Today, we will focus on the first 3 because those are the ones that requires inputs by us; in fact, the others can be omitted since they already have default values. Here is represented the minimal version of the ggplo2 command:
ggplot(data = <data>) +
<geom_function>(mapping = aes(<mapping>))
Often, data =
and mapping =
are implied.
Data
Let’s start with the easyest part, data. In the function above, <data> should be replaced with the dataframe/tibble from which data must be taken. In this post, we will use the standard dataframe mtcars.
Geometries
The second part of the code starts with the geom_function, that is the “geometry” that our graph must assume.
The most used geometries are geom_point()
for scatter plot, geom_bar()
and geom_col()
for barplots, geom_boxplot()
for boxplot and so on so forth.
There are lots of geometric functions, and they are strictly related to an other component, statistics. For these reasons, relationships between these two components will be analyzed in a future post.
Below, two examples of different geom_
.
An interesting feature of ggplo2 is the ease with which it is possible to use different geometric functions on the same (or different) data onto the same plot.
All common characteristics must be put inside ggplot()
, while geom-specific inputs must be explicated into the corresponding geometric function.
For example, combining the two plots above:
ggplot(mtcars, aes(x = mpg, y = hp)) +
geom_point() +
geom_smooth(se = F)
Mapping
Thorugh mapping inputs, we tell ggplot2 which variables to plot and other aesthetic parameters, such as color, fill, shape, and others.
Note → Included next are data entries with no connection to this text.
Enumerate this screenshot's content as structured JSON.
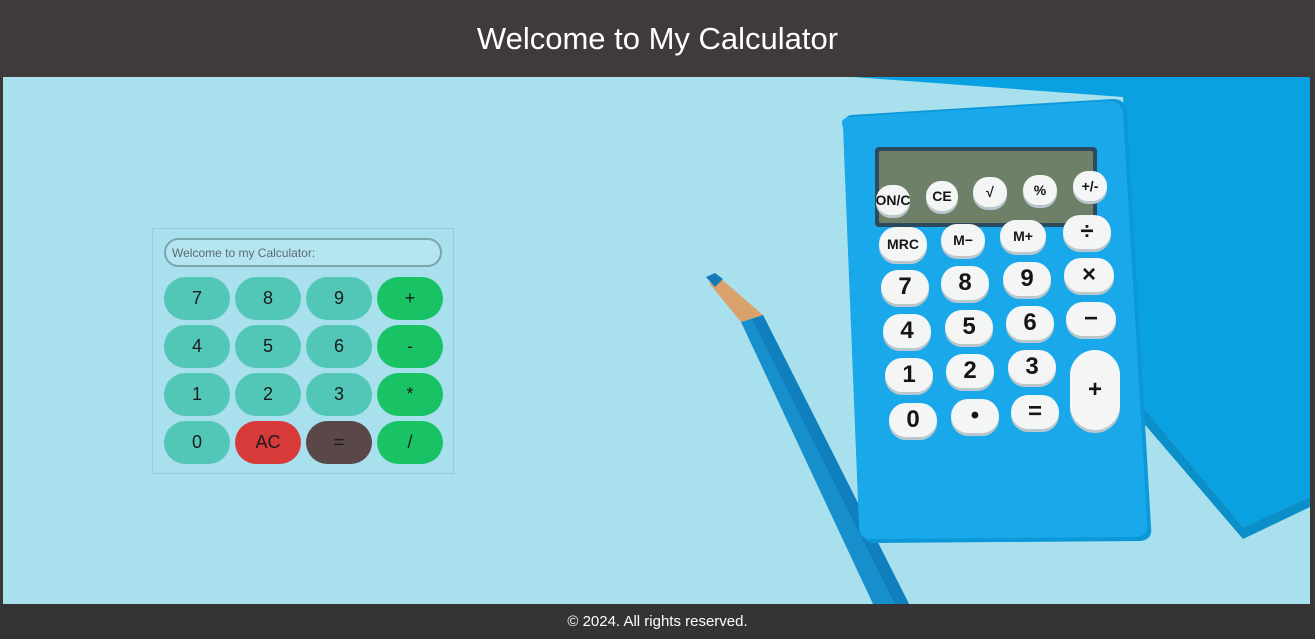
{
  "header": {
    "title": "Welcome to My Calculator"
  },
  "calculator": {
    "display": {
      "value": "",
      "placeholder": "Welcome to my Calculator:"
    },
    "keys": [
      {
        "name": "key-7",
        "label": "7",
        "kind": "num"
      },
      {
        "name": "key-8",
        "label": "8",
        "kind": "num"
      },
      {
        "name": "key-9",
        "label": "9",
        "kind": "num"
      },
      {
        "name": "key-plus",
        "label": "+",
        "kind": "op"
      },
      {
        "name": "key-4",
        "label": "4",
        "kind": "num"
      },
      {
        "name": "key-5",
        "label": "5",
        "kind": "num"
      },
      {
        "name": "key-6",
        "label": "6",
        "kind": "num"
      },
      {
        "name": "key-minus",
        "label": "-",
        "kind": "op"
      },
      {
        "name": "key-1",
        "label": "1",
        "kind": "num"
      },
      {
        "name": "key-2",
        "label": "2",
        "kind": "num"
      },
      {
        "name": "key-3",
        "label": "3",
        "kind": "num"
      },
      {
        "name": "key-multiply",
        "label": "*",
        "kind": "op"
      },
      {
        "name": "key-0",
        "label": "0",
        "kind": "num"
      },
      {
        "name": "key-clear",
        "label": "AC",
        "kind": "clear"
      },
      {
        "name": "key-equals",
        "label": "=",
        "kind": "eq"
      },
      {
        "name": "key-divide",
        "label": "/",
        "kind": "op"
      }
    ]
  },
  "background_image": {
    "calculator_keys": [
      "ON/C",
      "CE",
      "√",
      "%",
      "+/-",
      "MRC",
      "M−",
      "M+",
      "÷",
      "7",
      "8",
      "9",
      "×",
      "4",
      "5",
      "6",
      "−",
      "1",
      "2",
      "3",
      "+",
      "0",
      "•",
      "="
    ]
  },
  "footer": {
    "text": "© 2024. All rights reserved."
  },
  "colors": {
    "header_bg": "#403b3a",
    "hero_bg": "#a9e0ee",
    "number_key": "#52c7b8",
    "operator_key": "#19c365",
    "clear_key": "#d83a3a",
    "equals_key": "#5a4747",
    "footer_bg": "#353434"
  }
}
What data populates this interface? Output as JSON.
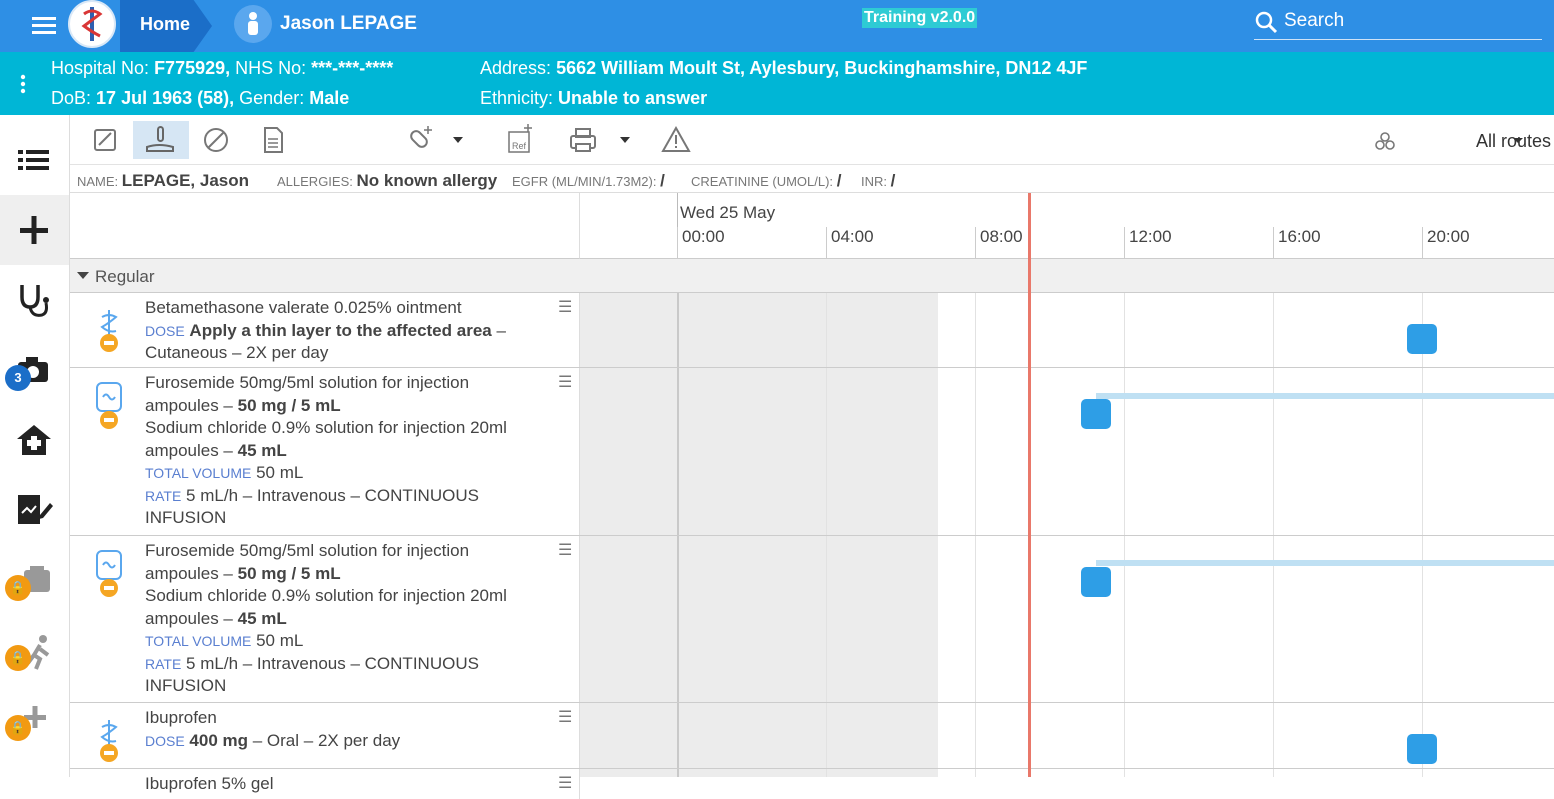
{
  "header": {
    "home": "Home",
    "patient": "Jason LEPAGE",
    "training": "Training v2.0.0",
    "search": "Search"
  },
  "infobar": {
    "hosp_label": "Hospital No:",
    "hosp": "F775929,",
    "nhs_label": "NHS No:",
    "nhs": "***-***-****",
    "dob_label": "DoB:",
    "dob": "17 Jul 1963 (58),",
    "gender_label": "Gender:",
    "gender": "Male",
    "addr_label": "Address:",
    "addr": "5662 William Moult St, Aylesbury, Buckinghamshire, DN12 4JF",
    "eth_label": "Ethnicity:",
    "eth": "Unable to answer"
  },
  "nav": {
    "camera_badge": "3"
  },
  "toolbar": {
    "routes": "All routes"
  },
  "ptinfo": {
    "name_label": "NAME:",
    "name": "LEPAGE, Jason",
    "allergy_label": "ALLERGIES:",
    "allergy": "No known allergy",
    "egfr_label": "EGFR (ML/MIN/1.73M2):",
    "egfr": "/",
    "creat_label": "CREATININE (UMOL/L):",
    "creat": "/",
    "inr_label": "INR:",
    "inr": "/"
  },
  "timeline": {
    "date": "Wed 25 May",
    "ticks": [
      "00:00",
      "04:00",
      "08:00",
      "12:00",
      "16:00",
      "20:00"
    ]
  },
  "group": {
    "label": "Regular"
  },
  "rows": [
    {
      "l1": "Betamethasone valerate 0.025% ointment",
      "dose_label": "DOSE",
      "dose": "Apply a thin layer to the affected area",
      "l3": "– Cutaneous – 2X per day",
      "sep": "–"
    },
    {
      "l1": "Furosemide 50mg/5ml solution for injection",
      "l2a": "ampoules –",
      "l2b": "50 mg / 5 mL",
      "l3": "Sodium chloride 0.9% solution for injection 20ml",
      "l4a": "ampoules –",
      "l4b": "45 mL",
      "tv_label": "TOTAL VOLUME",
      "tv": "50 mL",
      "rate_label": "RATE",
      "rate": "5 mL/h – Intravenous – CONTINUOUS",
      "l7": "INFUSION"
    },
    {
      "l1": "Furosemide 50mg/5ml solution for injection",
      "l2a": "ampoules –",
      "l2b": "50 mg / 5 mL",
      "l3": "Sodium chloride 0.9% solution for injection 20ml",
      "l4a": "ampoules –",
      "l4b": "45 mL",
      "tv_label": "TOTAL VOLUME",
      "tv": "50 mL",
      "rate_label": "RATE",
      "rate": "5 mL/h – Intravenous – CONTINUOUS",
      "l7": "INFUSION"
    },
    {
      "l1": "Ibuprofen",
      "dose_label": "DOSE",
      "dose": "400 mg",
      "l3": "– Oral – 2X per day"
    },
    {
      "l1": "Ibuprofen 5% gel"
    }
  ],
  "menu_glyph": "☰"
}
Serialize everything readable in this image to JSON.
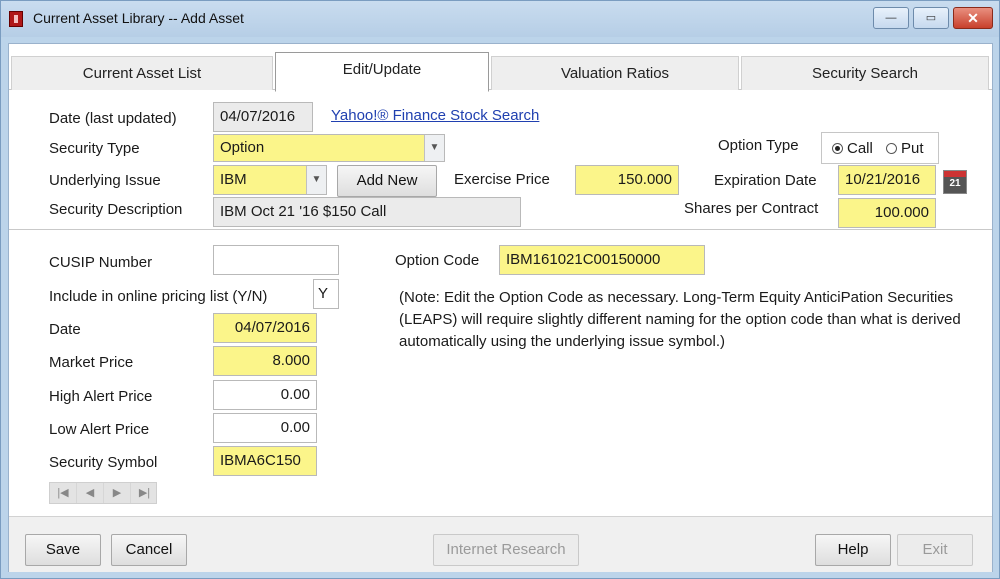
{
  "window": {
    "title": "Current Asset Library -- Add Asset",
    "controls": {
      "minimize": "—",
      "maximize": "▭",
      "close": "✕"
    }
  },
  "tabs": [
    {
      "label": "Current Asset List"
    },
    {
      "label": "Edit/Update"
    },
    {
      "label": "Valuation Ratios"
    },
    {
      "label": "Security Search"
    }
  ],
  "top_section": {
    "date_label": "Date (last updated)",
    "date_value": "04/07/2016",
    "finance_link": "Yahoo!® Finance Stock Search",
    "security_type_label": "Security Type",
    "security_type_value": "Option",
    "underlying_label": "Underlying Issue",
    "underlying_value": "IBM",
    "add_new_label": "Add New",
    "exercise_label": "Exercise Price",
    "exercise_value": "150.000",
    "description_label": "Security Description",
    "description_value": "IBM Oct 21 '16 $150 Call",
    "option_type_label": "Option Type",
    "option_call": "Call",
    "option_put": "Put",
    "option_selected": "Call",
    "expiration_label": "Expiration Date",
    "expiration_value": "10/21/2016",
    "calendar_text": "21",
    "shares_label": "Shares per Contract",
    "shares_value": "100.000"
  },
  "lower_section": {
    "cusip_label": "CUSIP Number",
    "cusip_value": "",
    "include_label": "Include in online pricing list  (Y/N)",
    "include_value": "Y",
    "date_label": "Date",
    "date_value": "04/07/2016",
    "market_price_label": "Market Price",
    "market_price_value": "8.000",
    "high_alert_label": "High Alert Price",
    "high_alert_value": "0.00",
    "low_alert_label": "Low Alert Price",
    "low_alert_value": "0.00",
    "symbol_label": "Security Symbol",
    "symbol_value": "IBMA6C150",
    "option_code_label": "Option Code",
    "option_code_value": "IBM161021C00150000",
    "note": "(Note: Edit the Option Code as necessary.  Long-Term Equity AnticiPation Securities (LEAPS) will require slightly different naming for the option code than what is derived automatically using the underlying issue symbol.)",
    "nav": [
      "|◀",
      "◀",
      "▶",
      "▶|"
    ]
  },
  "buttons": {
    "save": "Save",
    "cancel": "Cancel",
    "internet_research": "Internet Research",
    "help": "Help",
    "exit": "Exit"
  },
  "colors": {
    "required_field": "#fbf58a",
    "link": "#2040b0",
    "title_bar": "#c9dcef"
  }
}
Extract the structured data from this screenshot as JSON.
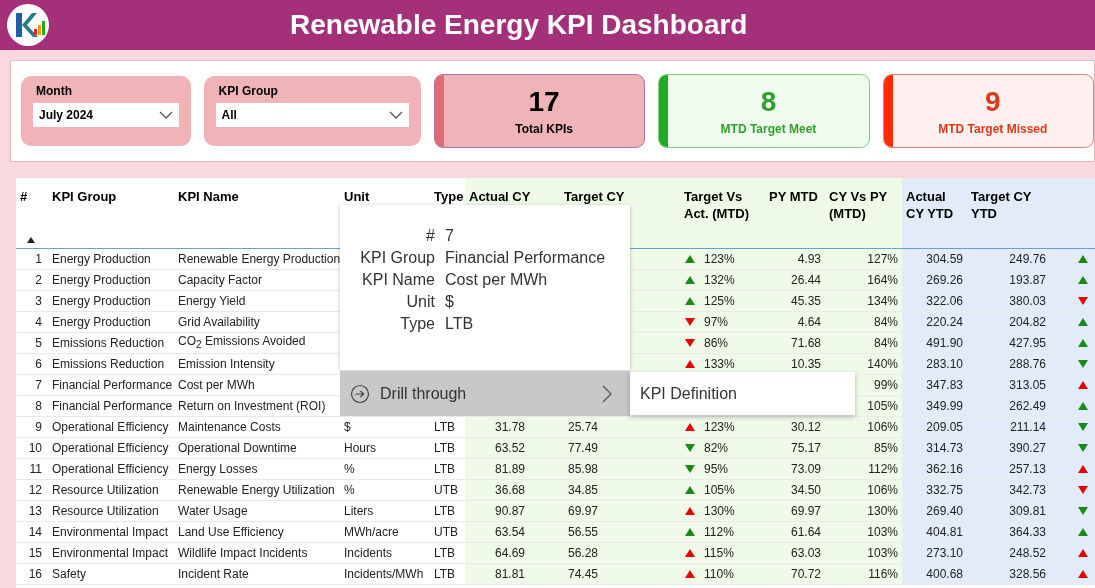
{
  "header": {
    "title": "Renewable Energy KPI Dashboard"
  },
  "filters": [
    {
      "label": "Month",
      "value": "July 2024"
    },
    {
      "label": "KPI Group",
      "value": "All"
    }
  ],
  "kpi_cards": [
    {
      "value": "17",
      "label": "Total KPIs",
      "color": "#e06b77",
      "kind": "total"
    },
    {
      "value": "8",
      "label": "MTD Target Meet",
      "color": "#22aa22",
      "kind": "met"
    },
    {
      "value": "9",
      "label": "MTD Target Missed",
      "color": "#ff2a00",
      "kind": "missed"
    }
  ],
  "table": {
    "columns": [
      "#",
      "KPI Group",
      "KPI Name",
      "Unit",
      "Type",
      "Actual CY",
      "Target CY",
      "Target Vs Act. (MTD)",
      "PY MTD",
      "CY Vs PY (MTD)",
      "Actual CY YTD",
      "Target CY YTD"
    ],
    "sort_ascending": true,
    "rows": [
      {
        "num": "1",
        "group": "Energy Production",
        "name": "Renewable Energy Production",
        "tva_mtd": {
          "up": true,
          "color": "#178a17",
          "text": "123%"
        },
        "py_mtd": "4.93",
        "cy_vs_py": "127%",
        "actual_ytd": "304.59",
        "target_ytd": "249.76",
        "column_14": {
          "up": true,
          "color": "#178a17"
        }
      },
      {
        "num": "2",
        "group": "Energy Production",
        "name": "Capacity Factor",
        "tva_mtd": {
          "up": true,
          "color": "#178a17",
          "text": "132%"
        },
        "py_mtd": "26.44",
        "cy_vs_py": "164%",
        "actual_ytd": "269.26",
        "target_ytd": "193.87",
        "column_14": {
          "up": true,
          "color": "#178a17"
        }
      },
      {
        "num": "3",
        "group": "Energy Production",
        "name": "Energy Yield",
        "tva_mtd": {
          "up": true,
          "color": "#178a17",
          "text": "125%"
        },
        "py_mtd": "45.35",
        "cy_vs_py": "134%",
        "actual_ytd": "322.06",
        "target_ytd": "380.03",
        "column_14": {
          "up": false,
          "color": "#e60000"
        }
      },
      {
        "num": "4",
        "group": "Energy Production",
        "name": "Grid Availability",
        "tva_mtd": {
          "up": false,
          "color": "#e60000",
          "text": "97%"
        },
        "py_mtd": "4.64",
        "cy_vs_py": "84%",
        "actual_ytd": "220.24",
        "target_ytd": "204.82",
        "column_14": {
          "up": true,
          "color": "#178a17"
        }
      },
      {
        "num": "5",
        "group": "Emissions Reduction",
        "name": "CO$_{2}$ Emissions Avoided",
        "tva_mtd": {
          "up": false,
          "color": "#e60000",
          "text": "86%"
        },
        "py_mtd": "71.68",
        "cy_vs_py": "84%",
        "actual_ytd": "491.90",
        "target_ytd": "427.95",
        "column_14": {
          "up": true,
          "color": "#178a17"
        }
      },
      {
        "num": "6",
        "group": "Emissions Reduction",
        "name": "Emission Intensity",
        "tva_mtd": {
          "up": true,
          "color": "#e60000",
          "text": "133%"
        },
        "py_mtd": "10.35",
        "cy_vs_py": "140%",
        "actual_ytd": "283.10",
        "target_ytd": "288.76",
        "column_14": {
          "up": false,
          "color": "#178a17"
        }
      },
      {
        "num": "7",
        "group": "Financial Performance",
        "name": "Cost per MWh",
        "cy_vs_py": "99%",
        "actual_ytd": "347.83",
        "target_ytd": "313.05",
        "column_14": {
          "up": true,
          "color": "#e60000"
        }
      },
      {
        "num": "8",
        "group": "Financial Performance",
        "name": "Return on Investment (ROI)",
        "cy_vs_py": "105%",
        "actual_ytd": "349.99",
        "target_ytd": "262.49",
        "column_14": {
          "up": true,
          "color": "#178a17"
        }
      },
      {
        "num": "9",
        "group": "Operational Efficiency",
        "name": "Maintenance Costs",
        "unit": "$",
        "type": "LTB",
        "actual_cy": "31.78",
        "target_cy": "25.74",
        "tva_mtd": {
          "up": true,
          "color": "#e60000",
          "text": "123%"
        },
        "py_mtd": "30.12",
        "cy_vs_py": "106%",
        "actual_ytd": "209.05",
        "target_ytd": "211.14",
        "column_14": {
          "up": false,
          "color": "#178a17"
        }
      },
      {
        "num": "10",
        "group": "Operational Efficiency",
        "name": "Operational Downtime",
        "unit": "Hours",
        "type": "LTB",
        "actual_cy": "63.52",
        "target_cy": "77.49",
        "tva_mtd": {
          "up": false,
          "color": "#178a17",
          "text": "82%"
        },
        "py_mtd": "75.17",
        "cy_vs_py": "85%",
        "actual_ytd": "314.73",
        "target_ytd": "390.27",
        "column_14": {
          "up": false,
          "color": "#178a17"
        }
      },
      {
        "num": "11",
        "group": "Operational Efficiency",
        "name": "Energy Losses",
        "unit": "%",
        "type": "LTB",
        "actual_cy": "81.89",
        "target_cy": "85.98",
        "tva_mtd": {
          "up": false,
          "color": "#178a17",
          "text": "95%"
        },
        "py_mtd": "73.09",
        "cy_vs_py": "112%",
        "actual_ytd": "362.16",
        "target_ytd": "257.13",
        "column_14": {
          "up": true,
          "color": "#e60000"
        }
      },
      {
        "num": "12",
        "group": "Resource Utilization",
        "name": "Renewable Energy Utilization",
        "unit": "%",
        "type": "UTB",
        "actual_cy": "36.68",
        "target_cy": "34.85",
        "tva_mtd": {
          "up": true,
          "color": "#178a17",
          "text": "105%"
        },
        "py_mtd": "34.50",
        "cy_vs_py": "106%",
        "actual_ytd": "332.75",
        "target_ytd": "342.73",
        "column_14": {
          "up": false,
          "color": "#e60000"
        }
      },
      {
        "num": "13",
        "group": "Resource Utilization",
        "name": "Water Usage",
        "unit": "Liters",
        "type": "LTB",
        "actual_cy": "90.87",
        "target_cy": "69.97",
        "tva_mtd": {
          "up": true,
          "color": "#e60000",
          "text": "130%"
        },
        "py_mtd": "69.97",
        "cy_vs_py": "130%",
        "actual_ytd": "269.40",
        "target_ytd": "309.81",
        "column_14": {
          "up": false,
          "color": "#178a17"
        }
      },
      {
        "num": "14",
        "group": "Environmental Impact",
        "name": "Land Use Efficiency",
        "unit": "MWh/acre",
        "type": "UTB",
        "actual_cy": "63.54",
        "target_cy": "56.55",
        "tva_mtd": {
          "up": true,
          "color": "#178a17",
          "text": "112%"
        },
        "py_mtd": "61.64",
        "cy_vs_py": "103%",
        "actual_ytd": "404.81",
        "target_ytd": "364.33",
        "column_14": {
          "up": true,
          "color": "#178a17"
        }
      },
      {
        "num": "15",
        "group": "Environmental Impact",
        "name": "Wildlife Impact Incidents",
        "unit": "Incidents",
        "type": "LTB",
        "actual_cy": "64.69",
        "target_cy": "56.28",
        "tva_mtd": {
          "up": true,
          "color": "#e60000",
          "text": "115%"
        },
        "py_mtd": "63.03",
        "cy_vs_py": "103%",
        "actual_ytd": "273.10",
        "target_ytd": "248.52",
        "column_14": {
          "up": true,
          "color": "#e60000"
        }
      },
      {
        "num": "16",
        "group": "Safety",
        "name": "Incident Rate",
        "unit": "Incidents/MWh",
        "type": "LTB",
        "actual_cy": "81.81",
        "target_cy": "74.45",
        "tva_mtd": {
          "up": true,
          "color": "#e60000",
          "text": "110%"
        },
        "py_mtd": "70.72",
        "cy_vs_py": "116%",
        "actual_ytd": "400.68",
        "target_ytd": "328.56",
        "column_14": {
          "up": true,
          "color": "#e60000"
        }
      }
    ]
  },
  "tooltip": {
    "fields": [
      {
        "label": "#",
        "value": "7"
      },
      {
        "label": "KPI Group",
        "value": "Financial Performance"
      },
      {
        "label": "KPI Name",
        "value": "Cost per MWh"
      },
      {
        "label": "Unit",
        "value": "$"
      },
      {
        "label": "Type",
        "value": "LTB"
      }
    ]
  },
  "context_menu": {
    "items": [
      {
        "label": "Drill through",
        "has_submenu": true
      }
    ]
  },
  "submenu": {
    "items": [
      {
        "label": "KPI Definition"
      }
    ]
  }
}
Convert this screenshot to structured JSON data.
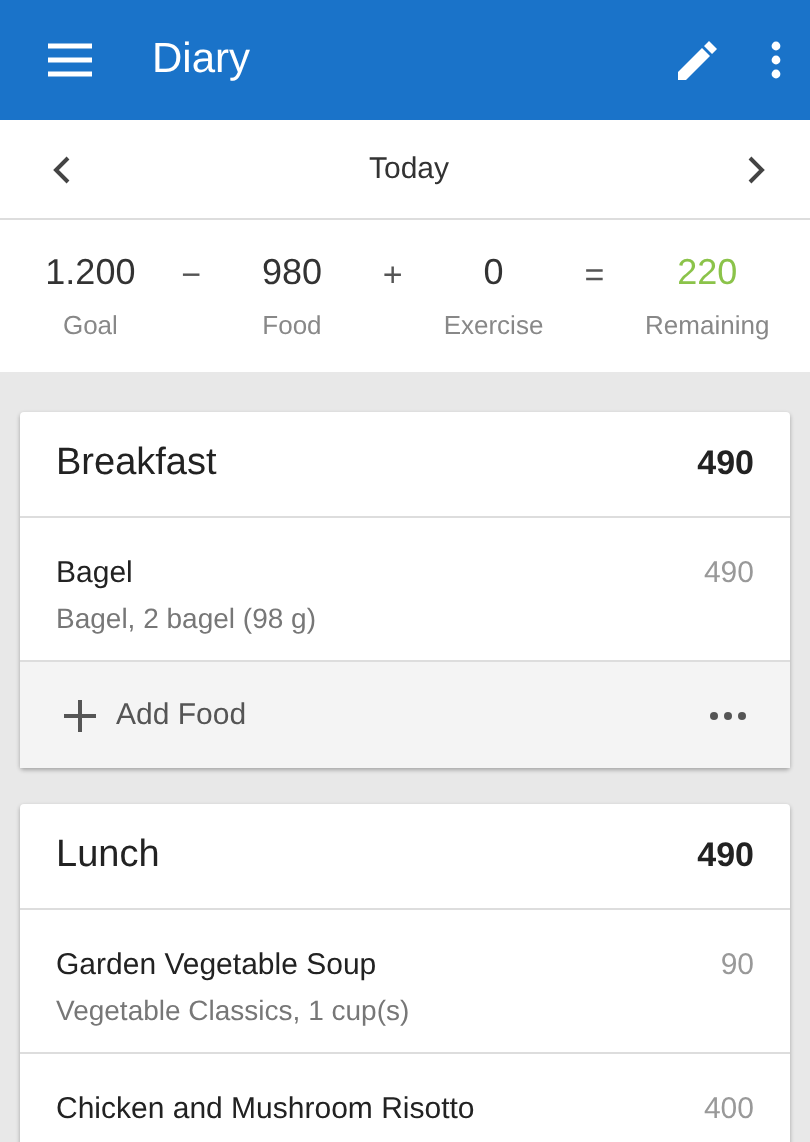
{
  "app_bar": {
    "title": "Diary"
  },
  "date_nav": {
    "label": "Today"
  },
  "summary": [
    {
      "kind": "term",
      "value": "1.200",
      "label": "Goal"
    },
    {
      "kind": "operator",
      "value": "−"
    },
    {
      "kind": "term",
      "value": "980",
      "label": "Food"
    },
    {
      "kind": "operator",
      "value": "+"
    },
    {
      "kind": "term",
      "value": "0",
      "label": "Exercise"
    },
    {
      "kind": "operator",
      "value": "="
    },
    {
      "kind": "result",
      "value": "220",
      "label": "Remaining"
    }
  ],
  "meals": [
    {
      "name": "Breakfast",
      "calories": "490",
      "items": [
        {
          "name": "Bagel",
          "detail": "Bagel, 2 bagel (98 g)",
          "calories": "490"
        }
      ],
      "add_food": "Add Food"
    },
    {
      "name": "Lunch",
      "calories": "490",
      "items": [
        {
          "name": "Garden Vegetable Soup",
          "detail": "Vegetable Classics, 1 cup(s)",
          "calories": "90"
        },
        {
          "name": "Chicken and Mushroom Risotto",
          "calories": "400"
        }
      ]
    }
  ]
}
Let’s see how it works.
ggplot(data = mtcars) +
geom_point(mapping = aes(x = mpg, y = hp))
In this example, we told ggplot 2 which variables to plot in x an y axis in the aes()
parameter.
Change aesthetics/mapping of all the graph
If we want to change some aesthetics (color, shape, …) to all the data in the graph, we have to specify them outside aes()
.
For example, here we changed both color and shape of all the points.
ggplot(data = mtcars) +
geom_point(mapping = aes(x = mpg, y = hp), color = "blue", shape = 3)
There a lots of aesthetics and mapping characteristics for each <geom>; for this reason, I will not discuss in details in this post. I suggest to look to the help file of each geometry.
Change aesthetics/mapping based on a third variable.
The same aesthetics/mapping characteristics can be changed based on a third variable or condition.
In this case, they sould be put inside aes()
, since not all observation will have the same characteristics in the plot.
Example
We want to discriminate cars that weight less than 3.250 in a scatter plot of mpg and hp.
ggplot(data = mtcars) +
geom_point(mapping = aes(x = mpg, y = hp, color = wt < 3.25))
As we can see, a legend that helps us understanding color mapping has appeared.
This, and other mappings, can be done using also a categorical (or a continue) variable:
Now, we’ve just seen how to create a simple plot using basic command of ggplot2 package. In further posts, we will analyze the other components with examples and detailed explanations.